Tensioning structure cables
When tensioning structure cables, there are multiple aspects to consider. For example, the placement of turnbuckles is important because some companies place them at the top of the beam. In this position, a ladder is required and the roof cables can be tightened at the same time. Others place the turnbuckle at the bottom of the leg so they do not need to use a ladder.
Cables or struts are the strength of the structure. If these are not tight enough, or if they are removed too early, the structure can collapse. Be sure to explain that these components are a key part to the stability of the structure. The design of most rental structures use drop-in purlins with no need to bolt them to the rafters. The cables or struts are the bolts that hold the rafters, legs and purlins in place. Once removed there is nothing that stabilizes the structure.
Squaring or leveling the first bay can make installation smoother and allow fabric to pull through easier. When a structure is improperly squared it will add time and difficulty while pulling your fabric. This can cause safety issues and frustrate crew members.

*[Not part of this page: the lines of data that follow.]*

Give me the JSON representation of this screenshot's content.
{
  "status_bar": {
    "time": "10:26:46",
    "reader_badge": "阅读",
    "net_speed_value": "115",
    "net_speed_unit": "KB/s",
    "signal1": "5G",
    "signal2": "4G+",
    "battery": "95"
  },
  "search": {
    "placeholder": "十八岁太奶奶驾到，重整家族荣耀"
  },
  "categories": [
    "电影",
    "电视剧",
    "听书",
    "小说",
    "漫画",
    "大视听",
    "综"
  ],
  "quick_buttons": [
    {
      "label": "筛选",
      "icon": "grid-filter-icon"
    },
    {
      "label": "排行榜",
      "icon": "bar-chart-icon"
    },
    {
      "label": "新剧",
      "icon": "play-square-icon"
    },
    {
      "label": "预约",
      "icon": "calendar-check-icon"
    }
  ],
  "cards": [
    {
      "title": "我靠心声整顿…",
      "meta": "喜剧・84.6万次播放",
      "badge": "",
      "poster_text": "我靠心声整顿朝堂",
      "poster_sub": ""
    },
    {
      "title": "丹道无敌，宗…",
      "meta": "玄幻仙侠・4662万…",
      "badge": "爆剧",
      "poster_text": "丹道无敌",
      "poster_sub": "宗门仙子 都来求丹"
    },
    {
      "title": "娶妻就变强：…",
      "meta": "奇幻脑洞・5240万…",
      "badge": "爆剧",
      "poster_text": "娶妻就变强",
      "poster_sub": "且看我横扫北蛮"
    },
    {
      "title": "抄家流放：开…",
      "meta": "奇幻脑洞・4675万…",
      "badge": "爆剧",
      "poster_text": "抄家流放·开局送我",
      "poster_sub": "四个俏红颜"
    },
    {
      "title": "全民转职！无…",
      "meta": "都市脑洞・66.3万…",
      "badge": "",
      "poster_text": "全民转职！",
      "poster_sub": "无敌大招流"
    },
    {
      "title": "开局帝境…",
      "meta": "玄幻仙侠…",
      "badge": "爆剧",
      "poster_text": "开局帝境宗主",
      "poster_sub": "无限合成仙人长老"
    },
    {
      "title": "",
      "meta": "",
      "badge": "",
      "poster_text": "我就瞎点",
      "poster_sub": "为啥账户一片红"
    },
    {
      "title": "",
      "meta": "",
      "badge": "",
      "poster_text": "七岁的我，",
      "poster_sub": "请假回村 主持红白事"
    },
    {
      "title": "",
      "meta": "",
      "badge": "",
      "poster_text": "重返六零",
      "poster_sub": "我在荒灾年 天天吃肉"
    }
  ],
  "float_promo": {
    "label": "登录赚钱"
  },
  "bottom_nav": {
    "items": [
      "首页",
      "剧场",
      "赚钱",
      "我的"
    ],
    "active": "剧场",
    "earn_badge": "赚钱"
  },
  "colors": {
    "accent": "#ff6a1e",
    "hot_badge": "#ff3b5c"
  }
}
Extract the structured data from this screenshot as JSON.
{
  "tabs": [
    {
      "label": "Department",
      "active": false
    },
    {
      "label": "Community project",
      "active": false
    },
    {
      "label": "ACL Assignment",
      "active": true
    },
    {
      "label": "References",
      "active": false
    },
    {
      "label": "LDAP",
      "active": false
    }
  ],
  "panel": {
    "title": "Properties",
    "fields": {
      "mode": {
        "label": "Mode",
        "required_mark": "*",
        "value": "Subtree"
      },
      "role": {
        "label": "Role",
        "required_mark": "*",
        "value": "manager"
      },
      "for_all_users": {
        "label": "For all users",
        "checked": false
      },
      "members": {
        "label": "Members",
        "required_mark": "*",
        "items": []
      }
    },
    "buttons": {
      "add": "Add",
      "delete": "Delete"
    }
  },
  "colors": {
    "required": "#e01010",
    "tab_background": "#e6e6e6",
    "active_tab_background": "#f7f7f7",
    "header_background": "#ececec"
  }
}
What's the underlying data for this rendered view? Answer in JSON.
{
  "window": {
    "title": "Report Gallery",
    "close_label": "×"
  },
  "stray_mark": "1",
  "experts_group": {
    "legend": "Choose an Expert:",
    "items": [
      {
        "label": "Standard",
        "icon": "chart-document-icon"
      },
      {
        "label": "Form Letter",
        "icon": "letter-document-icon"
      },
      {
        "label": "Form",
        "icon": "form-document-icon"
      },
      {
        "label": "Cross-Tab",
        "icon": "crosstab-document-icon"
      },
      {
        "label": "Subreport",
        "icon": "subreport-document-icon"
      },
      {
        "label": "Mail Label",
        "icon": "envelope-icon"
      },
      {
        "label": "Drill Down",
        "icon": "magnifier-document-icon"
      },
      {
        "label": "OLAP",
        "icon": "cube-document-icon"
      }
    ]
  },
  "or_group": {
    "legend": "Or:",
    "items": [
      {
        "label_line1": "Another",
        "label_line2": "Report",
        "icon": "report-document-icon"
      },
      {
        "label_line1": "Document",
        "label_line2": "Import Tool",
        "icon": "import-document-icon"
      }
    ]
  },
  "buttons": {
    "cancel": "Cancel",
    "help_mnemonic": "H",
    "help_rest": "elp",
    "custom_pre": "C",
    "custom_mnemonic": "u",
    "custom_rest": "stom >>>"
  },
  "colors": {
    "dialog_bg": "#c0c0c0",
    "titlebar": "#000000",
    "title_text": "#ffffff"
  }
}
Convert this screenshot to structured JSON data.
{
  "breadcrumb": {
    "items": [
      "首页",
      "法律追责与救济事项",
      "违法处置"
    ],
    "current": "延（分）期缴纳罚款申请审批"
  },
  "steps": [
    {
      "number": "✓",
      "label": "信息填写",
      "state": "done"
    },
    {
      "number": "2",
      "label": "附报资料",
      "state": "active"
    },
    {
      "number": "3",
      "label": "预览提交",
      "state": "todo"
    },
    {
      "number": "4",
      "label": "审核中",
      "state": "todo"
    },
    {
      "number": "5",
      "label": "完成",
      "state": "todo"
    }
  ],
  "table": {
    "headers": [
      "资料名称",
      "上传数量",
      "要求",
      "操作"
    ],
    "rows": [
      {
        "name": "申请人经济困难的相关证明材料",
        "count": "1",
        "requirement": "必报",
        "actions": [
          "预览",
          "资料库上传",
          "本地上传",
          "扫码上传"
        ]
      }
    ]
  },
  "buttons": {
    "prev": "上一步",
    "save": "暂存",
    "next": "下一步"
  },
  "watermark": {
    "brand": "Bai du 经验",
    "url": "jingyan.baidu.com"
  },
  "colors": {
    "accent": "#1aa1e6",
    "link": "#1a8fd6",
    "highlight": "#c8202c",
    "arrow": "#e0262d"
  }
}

Raising and lowering structure arches
Regardless of the size of the structure, raising and lowering arches is a task that takes time and is one that should be done with great care and safety. Where to stand—and where not to stand—should be explained thoroughly. Other areas to detail include: not putting the frame in a bind; checking all harness, straps and purlin forks; and making sure all pins are secure and nuts and bolts are tight.
The IFAI Staking Study is an excellent training tool and provides tent renters with data that can be used to estimate the holding power of traditional tent stakes. When training, explain the importance of driving each stake to its full depth and why angled stakes should be avoided. Proper distances for double or gang staking and care in removing stakes from asphalt should also be addressed.
Frame tent straps that are not properly tensioned may hold water and eventually cause the tent to collapse. Ratchets or spindles used for tightening fabric should have the correct tension. Proper tensioning of poles gives them stability as well as keeps them from holding water. If not tensioned properly, the poles can lift off the ground causing the tent to fail.
Jumper lines are designed for holding the pole to the fabric should the tent be lifted in a windstorm. If the lines are installed improperly, they could damage the tent or cause the tent to collapse. When training a new employee, be sure to stress the fact that all jumper lines should be tied properly and tight. The knots should be in line with the attachment point of the jumper line. Note: some companies tape jumper lines to the pole on long-term installations.
While many tent and event rental companies follow different training methods and procedures, it is important to add the “why” to the “how” when training employees. Proper training will not only ensure that methods and procedures remain consistent throughout your organization, but it will also produce better team players and encourage employees to pursue advancement within your organization.
Mike Holland, CERP, is the president and owner of Tennessee-based Chattanooga Tent Company.
SIDEBAR: Knowing the why
Taking the time to explain “why” in conjunction with “how” during training will ensure that team members are better equipped to:
- Make decisions in the absence of direction.
- Provide alternatives.
- Make necessary adjustments if original instructions prove to be insufficient/incorrect.